Cue marriage and kids. My husband has loved me for the last seventeen years, and has loved my body from a size four, to a zero, to gigantically pregnant, all the way to the fallout of those two pregnancies. The toll on my body hasn’t been too horrible because, again, genetics most likely. Having kids seemed to do the trick though. My focus has shifted, and instead of being obsessed with being a size zero, I now give zero fucks. I am forty and I have no desire to spend my coveted family time counting calories or comparing myself to others. My body has settled into the place it is supposed to naturally be, or at least I assume it has since I’m not doing anything special. We eat mostly healthy as a family, with plenty of treats sprinkled in. (Parents, if you deprive your kids of all naughty food in childhood, they will eat everything in sight when they get to college. Trust me on that). I run a few times a week, not for anything to do with weight, but for my own sanity. It’s the only alone time I get these days. Also, I like knowing that I could most likely outrun any attacker, it strangely makes me feel just a little bit safer being a woman.

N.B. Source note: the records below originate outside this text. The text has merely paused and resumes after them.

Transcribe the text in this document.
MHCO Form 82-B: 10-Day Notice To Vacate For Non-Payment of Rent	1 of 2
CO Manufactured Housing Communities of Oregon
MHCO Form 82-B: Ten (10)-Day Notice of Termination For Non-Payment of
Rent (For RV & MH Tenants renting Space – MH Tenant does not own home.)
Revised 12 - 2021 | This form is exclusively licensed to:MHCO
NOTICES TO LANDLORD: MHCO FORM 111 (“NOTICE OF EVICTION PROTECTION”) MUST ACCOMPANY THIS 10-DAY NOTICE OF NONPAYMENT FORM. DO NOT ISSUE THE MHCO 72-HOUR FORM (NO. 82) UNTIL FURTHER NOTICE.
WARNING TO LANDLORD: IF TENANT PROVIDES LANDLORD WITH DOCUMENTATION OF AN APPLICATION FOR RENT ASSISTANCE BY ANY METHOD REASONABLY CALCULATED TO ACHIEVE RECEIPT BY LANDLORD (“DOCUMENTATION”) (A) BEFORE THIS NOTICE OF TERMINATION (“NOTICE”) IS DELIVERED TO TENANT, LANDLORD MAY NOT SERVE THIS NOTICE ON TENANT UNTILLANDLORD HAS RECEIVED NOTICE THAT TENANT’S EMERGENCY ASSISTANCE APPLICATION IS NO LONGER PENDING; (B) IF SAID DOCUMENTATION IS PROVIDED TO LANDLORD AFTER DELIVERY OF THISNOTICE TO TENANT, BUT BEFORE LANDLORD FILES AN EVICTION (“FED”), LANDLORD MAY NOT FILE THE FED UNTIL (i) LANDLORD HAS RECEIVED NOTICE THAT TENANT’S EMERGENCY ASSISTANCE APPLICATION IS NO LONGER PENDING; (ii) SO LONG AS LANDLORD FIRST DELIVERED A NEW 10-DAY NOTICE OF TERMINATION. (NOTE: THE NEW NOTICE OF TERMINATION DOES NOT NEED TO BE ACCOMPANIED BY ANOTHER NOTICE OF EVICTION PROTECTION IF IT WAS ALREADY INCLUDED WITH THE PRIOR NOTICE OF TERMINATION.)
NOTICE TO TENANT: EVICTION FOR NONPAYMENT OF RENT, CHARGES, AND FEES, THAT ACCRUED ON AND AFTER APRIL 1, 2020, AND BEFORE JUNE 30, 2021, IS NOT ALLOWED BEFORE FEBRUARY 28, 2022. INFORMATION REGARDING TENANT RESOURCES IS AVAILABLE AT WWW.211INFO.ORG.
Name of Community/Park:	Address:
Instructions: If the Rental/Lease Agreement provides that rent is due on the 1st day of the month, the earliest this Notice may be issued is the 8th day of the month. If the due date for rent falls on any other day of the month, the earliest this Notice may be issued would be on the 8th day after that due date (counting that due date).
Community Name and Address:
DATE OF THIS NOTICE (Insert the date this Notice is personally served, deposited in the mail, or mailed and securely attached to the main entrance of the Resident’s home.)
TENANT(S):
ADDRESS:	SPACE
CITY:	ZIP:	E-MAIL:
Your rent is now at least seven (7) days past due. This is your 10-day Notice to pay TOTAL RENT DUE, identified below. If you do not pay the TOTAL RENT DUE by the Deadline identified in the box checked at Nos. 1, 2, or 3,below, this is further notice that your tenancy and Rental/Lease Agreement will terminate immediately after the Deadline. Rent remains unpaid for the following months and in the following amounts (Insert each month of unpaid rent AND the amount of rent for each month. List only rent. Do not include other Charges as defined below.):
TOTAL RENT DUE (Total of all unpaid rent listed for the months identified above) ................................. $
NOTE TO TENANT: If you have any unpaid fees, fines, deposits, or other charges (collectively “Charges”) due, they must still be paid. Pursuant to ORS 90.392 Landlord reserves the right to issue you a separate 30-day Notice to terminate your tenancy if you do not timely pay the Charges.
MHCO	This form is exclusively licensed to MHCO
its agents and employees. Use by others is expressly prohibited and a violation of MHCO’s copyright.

I know my story does not stand alone. From the single digit age range, girls are forced to endure comments about their bodies and appearance. Those fleeting remarks, no matter how well-intentioned or complimentary, can have lasting effects on their self esteem and body image. The truth is, we all change, as we are supposed to. We are not the same at forty as we were at thirty, twenty, thirteen or seven. When we’re told how perfect we are as a child, we feel less so as an adult when our bodies inevitably change and develop. When we’re told we’re not perfect, we feel like we can never get there. There’s no winning. So let’s just stop. Let’s tell girls about all the things they can be and do, all the amazing badass things their bodies are capable of. Can we just imagine if men had periods and babies? Oh my god, we would never hear the end of it. I love my husband, but he’s annoying when he just has a cold. If men had cramps once a month, the whole world would shut down. Girls need to be reminded of their awesomeness, but can we just not make it all about looks? Please and thank you.